A year after ripping Toronto Blue Jays slugger Jose Bautista and other aspects of the modern game, Baseball Hall of Famer Rich "Goose" Gossage went on another profane rant on the ills of baseball on Friday.

Gossage spoke to NJ.com's Randy Miller in Tampa where he's currently serving as a guest instructor at New York Yankees camp.

The nine-time All-Star was particularly critical of modern pitching and took umbrage with being compared with all-time saves leader, Mariano Rivera.

"These guys that pitch one inning with the three-run lead [and get a] save," Gossage said. "It shouldn't even be a save for one inning and a three-run lead. This is not a knock against Mo. I'm just trying to make a point that I'd like to know how many of Mo's saves are of one inning with a three-run lead. If everybody in that [expletive] bullpen can't save a three-run lead for one inning, they shouldn't even be in the big leagues. I'd like to know what percentage of Mo's 650 saves [652] or whatever he's got are one inning. I'll bet it's over 20 percent. Look it up."

Elected to Cooperstown in 2008, Gossage is widely considered to be the first true closer enshrined in the Hall of Fame. He doesn't see any similarities between himself and today's closers.

"We were workhorses," Gossage said of himself and fellow Hall of Famer, Bruce Sutton. "Starters still prided themselves in finishing what they started and when they got in trouble, that's when we came into the game. I'd like to know how many of my saves ... how many inherited runners I came in with and a guy like Mo, how many inherited runners did he come in with? My point is not to knock what Mo did. I'm saying that he could be utilized more efficiently and more beneficial to your team by bringing him into games earlier."

Gossage believes today's closers are too coddled.

"I wished I had pitched one inning," Gossage said. "I might be still pitching at 65. I already had won the Firemen Award in '75 and then [the Chicago White Sox] came to me in the offseason and said, 'Hey, Goose, would you start? We need starters.' I said, 'Hey, I'll do whatever you guys want me to do.' I had 15 complete games. ... You know what? I don't want this to be a negative thing, but if we don't say anything nothing is ever going to happen. Not that even if I say anything [things will change]."

The 65-year-old native of Colorado Springs, Colorado says that there's a difference between overworking relievers and helping them build arm strength.

"I think I pitched seven days in a row, if I remember correctly," Gossage said. "That was not the norm.
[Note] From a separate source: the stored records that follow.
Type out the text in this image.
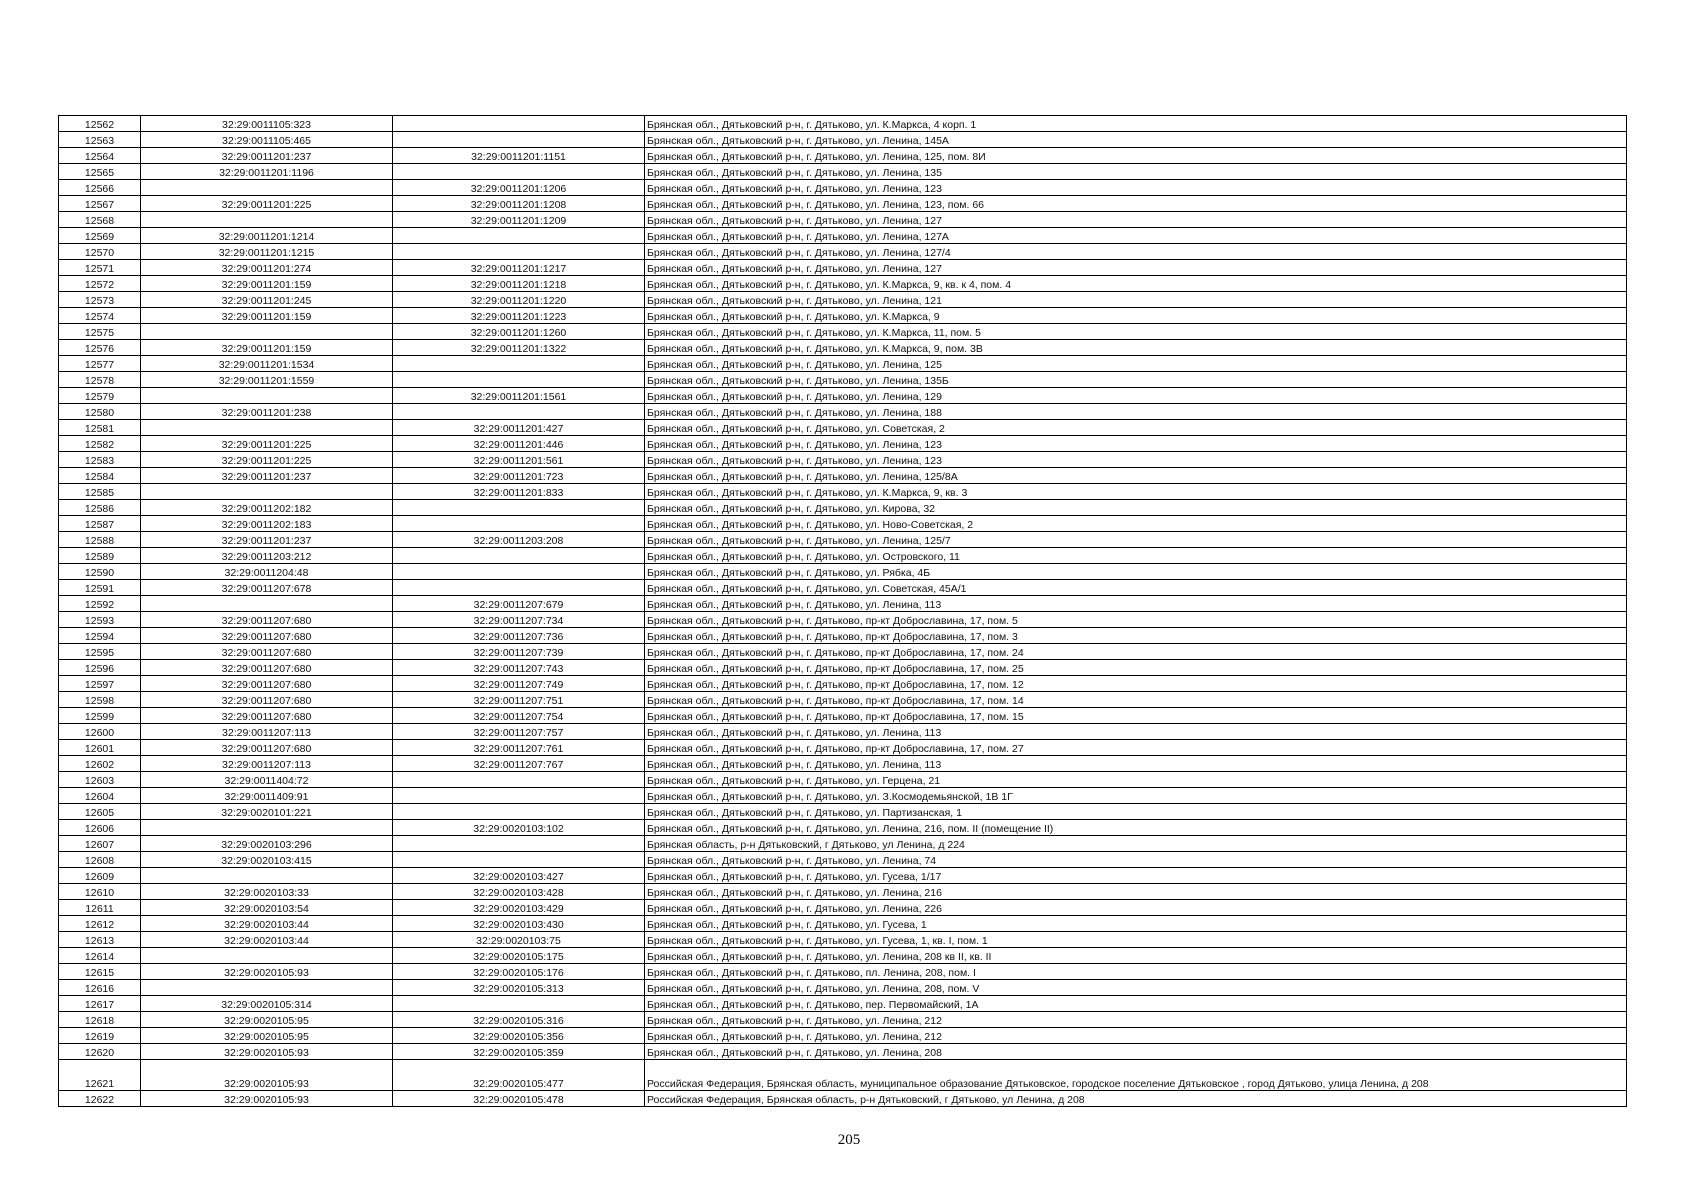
12562	32:29:0011105:323		Брянская обл., Дятьковский р-н, г. Дятьково, ул. К.Маркса, 4 корп. 1
12563	32:29:0011105:465		Брянская обл., Дятьковский р-н, г. Дятьково, ул. Ленина, 145А
12564	32:29:0011201:237	32:29:0011201:1151	Брянская обл., Дятьковский р-н, г. Дятьково, ул. Ленина, 125, пом. 8И
12565	32:29:0011201:1196		Брянская обл., Дятьковский р-н, г. Дятьково, ул. Ленина, 135
12566		32:29:0011201:1206	Брянская обл., Дятьковский р-н, г. Дятьково, ул. Ленина, 123
12567	32:29:0011201:225	32:29:0011201:1208	Брянская обл., Дятьковский р-н, г. Дятьково, ул. Ленина, 123, пом. 66
12568		32:29:0011201:1209	Брянская обл., Дятьковский р-н, г. Дятьково, ул. Ленина, 127
12569	32:29:0011201:1214		Брянская обл., Дятьковский р-н, г. Дятьково, ул. Ленина, 127А
12570	32:29:0011201:1215		Брянская обл., Дятьковский р-н, г. Дятьково, ул. Ленина, 127/4
12571	32:29:0011201:274	32:29:0011201:1217	Брянская обл., Дятьковский р-н, г. Дятьково, ул. Ленина, 127
12572	32:29:0011201:159	32:29:0011201:1218	Брянская обл., Дятьковский р-н, г. Дятьково, ул. К.Маркса, 9, кв. к 4, пом. 4
12573	32:29:0011201:245	32:29:0011201:1220	Брянская обл., Дятьковский р-н, г. Дятьково, ул. Ленина, 121
12574	32:29:0011201:159	32:29:0011201:1223	Брянская обл., Дятьковский р-н, г. Дятьково, ул. К.Маркса, 9
12575		32:29:0011201:1260	Брянская обл., Дятьковский р-н, г. Дятьково, ул. К.Маркса, 11, пом. 5
12576	32:29:0011201:159	32:29:0011201:1322	Брянская обл., Дятьковский р-н, г. Дятьково, ул. К.Маркса, 9, пом. 3В
12577	32:29:0011201:1534		Брянская обл., Дятьковский р-н, г. Дятьково, ул. Ленина, 125
12578	32:29:0011201:1559		Брянская обл., Дятьковский р-н, г. Дятьково, ул. Ленина, 135Б
12579		32:29:0011201:1561	Брянская обл., Дятьковский р-н, г. Дятьково, ул. Ленина, 129
12580	32:29:0011201:238		Брянская обл., Дятьковский р-н, г. Дятьково, ул. Ленина, 188
12581		32:29:0011201:427	Брянская обл., Дятьковский р-н, г. Дятьково, ул. Советская, 2
12582	32:29:0011201:225	32:29:0011201:446	Брянская обл., Дятьковский р-н, г. Дятьково, ул. Ленина, 123
12583	32:29:0011201:225	32:29:0011201:561	Брянская обл., Дятьковский р-н, г. Дятьково, ул. Ленина, 123
12584	32:29:0011201:237	32:29:0011201:723	Брянская обл., Дятьковский р-н, г. Дятьково, ул. Ленина, 125/8А
12585		32:29:0011201:833	Брянская обл., Дятьковский р-н, г. Дятьково, ул. К.Маркса, 9, кв. 3
12586	32:29:0011202:182		Брянская обл., Дятьковский р-н, г. Дятьково, ул. Кирова, 32
12587	32:29:0011202:183		Брянская обл., Дятьковский р-н, г. Дятьково, ул. Ново-Советская, 2
12588	32:29:0011201:237	32:29:0011203:208	Брянская обл., Дятьковский р-н, г. Дятьково, ул. Ленина, 125/7
12589	32:29:0011203:212		Брянская обл., Дятьковский р-н, г. Дятьково, ул. Островского, 11
12590	32:29:0011204:48		Брянская обл., Дятьковский р-н, г. Дятьково, ул. Рябка, 4Б
12591	32:29:0011207:678		Брянская обл., Дятьковский р-н, г. Дятьково, ул. Советская, 45А/1
12592		32:29:0011207:679	Брянская обл., Дятьковский р-н, г. Дятьково, ул. Ленина, 113
12593	32:29:0011207:680	32:29:0011207:734	Брянская обл., Дятьковский р-н, г. Дятьково, пр-кт Доброславина, 17, пом. 5
12594	32:29:0011207:680	32:29:0011207:736	Брянская обл., Дятьковский р-н, г. Дятьково, пр-кт Доброславина, 17, пом. 3
12595	32:29:0011207:680	32:29:0011207:739	Брянская обл., Дятьковский р-н, г. Дятьково, пр-кт Доброславина, 17, пом. 24
12596	32:29:0011207:680	32:29:0011207:743	Брянская обл., Дятьковский р-н, г. Дятьково, пр-кт Доброславина, 17, пом. 25
12597	32:29:0011207:680	32:29:0011207:749	Брянская обл., Дятьковский р-н, г. Дятьково, пр-кт Доброславина, 17, пом. 12
12598	32:29:0011207:680	32:29:0011207:751	Брянская обл., Дятьковский р-н, г. Дятьково, пр-кт Доброславина, 17, пом. 14
12599	32:29:0011207:680	32:29:0011207:754	Брянская обл., Дятьковский р-н, г. Дятьково, пр-кт Доброславина, 17, пом. 15
12600	32:29:0011207:113	32:29:0011207:757	Брянская обл., Дятьковский р-н, г. Дятьково, ул. Ленина, 113
12601	32:29:0011207:680	32:29:0011207:761	Брянская обл., Дятьковский р-н, г. Дятьково, пр-кт Доброславина, 17, пом. 27
12602	32:29:0011207:113	32:29:0011207:767	Брянская обл., Дятьковский р-н, г. Дятьково, ул. Ленина, 113
12603	32:29:0011404:72		Брянская обл., Дятьковский р-н, г. Дятьково, ул. Герцена, 21
12604	32:29:0011409:91		Брянская обл., Дятьковский р-н, г. Дятьково, ул. З.Космодемьянской, 1В 1Г
12605	32:29:0020101:221		Брянская обл., Дятьковский р-н, г. Дятьково, ул. Партизанская, 1
12606		32:29:0020103:102	Брянская обл., Дятьковский р-н, г. Дятьково, ул. Ленина, 216, пом. II (помещение II)
12607	32:29:0020103:296		Брянская область, р-н Дятьковский, г Дятьково, ул Ленина, д 224
12608	32:29:0020103:415		Брянская обл., Дятьковский р-н, г. Дятьково, ул. Ленина, 74
12609		32:29:0020103:427	Брянская обл., Дятьковский р-н, г. Дятьково, ул. Гусева, 1/17
12610	32:29:0020103:33	32:29:0020103:428	Брянская обл., Дятьковский р-н, г. Дятьково, ул. Ленина, 216
12611	32:29:0020103:54	32:29:0020103:429	Брянская обл., Дятьковский р-н, г. Дятьково, ул. Ленина, 226
12612	32:29:0020103:44	32:29:0020103:430	Брянская обл., Дятьковский р-н, г. Дятьково, ул. Гусева, 1
12613	32:29:0020103:44	32:29:0020103:75	Брянская обл., Дятьковский р-н, г. Дятьково, ул. Гусева, 1, кв. I, пом. 1
12614		32:29:0020105:175	Брянская обл., Дятьковский р-н, г. Дятьково, ул. Ленина, 208 кв II, кв. II
12615	32:29:0020105:93	32:29:0020105:176	Брянская обл., Дятьковский р-н, г. Дятьково, пл. Ленина, 208, пом. I
12616		32:29:0020105:313	Брянская обл., Дятьковский р-н, г. Дятьково, ул. Ленина, 208, пом. V
12617	32:29:0020105:314		Брянская обл., Дятьковский р-н, г. Дятьково, пер. Первомайский, 1А
12618	32:29:0020105:95	32:29:0020105:316	Брянская обл., Дятьковский р-н, г. Дятьково, ул. Ленина, 212
12619	32:29:0020105:95	32:29:0020105:356	Брянская обл., Дятьковский р-н, г. Дятьково, ул. Ленина, 212
12620	32:29:0020105:93	32:29:0020105:359	Брянская обл., Дятьковский р-н, г. Дятьково, ул. Ленина, 208
12621	32:29:0020105:93	32:29:0020105:477	Российская Федерация, Брянская область, муниципальное образование Дятьковское, городское поселение Дятьковское , город Дятьково, улица Ленина, д 208
12622	32:29:0020105:93	32:29:0020105:478	Российская Федерация, Брянская область, р-н Дятьковский, г Дятьково, ул Ленина, д 208
205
There is a fine line in killing a kid [by overworking] and not, where we built up endurance."

Gossage was also harshly critical of the introduction of replay to the game.

"They can take replay and shove it up their ass," Gossage said. "It's taking all the character out of the game. You're not going to have managers (like) Billy Martin or Earl Weaver or Lou Piniella coming out of the [expletive] dugout and bringing people out of their seats. Whether you were the home team or the visitors, [fans] loved it. That's character. That's gone. Why do we have to control everything? Let me tell you something: Those of us who played the game like we played it gave up a long time ago trying to control this game. You let it come to you, and whatever happens then dictates what you do."

For Gossage, part of that is due to the advent of analytics.

"These guys don't know baseball, so they've got one thing to tell them how to do it, and that's numbers," Gossage said. "And they won their rotisserie leagues at [expletive] Harvard and all these [expletive] Ivy League schools, and that's all it is. And they think they're [expletive] general managers! And that's the way the game has gone. They're taking all the character out of the game and creating a bunch of soft guys."

Gossage believes things will only get "worse."

"The horse is out of the barn," Gossage said. "It's gone. And who knows where this game is going to go. They're going to do away with umpires. We're not even going to have umpires on the field. Why would we need umpires? Robots. That's what it's become. Players are becoming robots. They're turning them into it."

A veteran of 22 seasons with the White Sox, Pittsburgh Pirates, Yankees, San Diego Padres, Chicago Cubs, San Francisco Giants, Texas Rangers, Oakland Athletics and Seattle Mariners, Gossage again voiced his displeasure with the Steroid Era.

"They talk about Barry Bonds," Gossage said. "He broke the most sacred record in the record books, the home run record. He broke it. Ken Griffey Jr. was supposed to break that record and he didn't make the end of the race because he broke down. And Bonds had the greatest years of his career the last four or five years. That doesn't happen. That doesn't [expletive] happen. So I think Bud Selig should have reinstated that damn record. Make a [expletive] statement! ... Just be realistic and don't poo-poo it. Don't say that he was a Hall of Famer. He broke the most sacred record in the books because of steroids."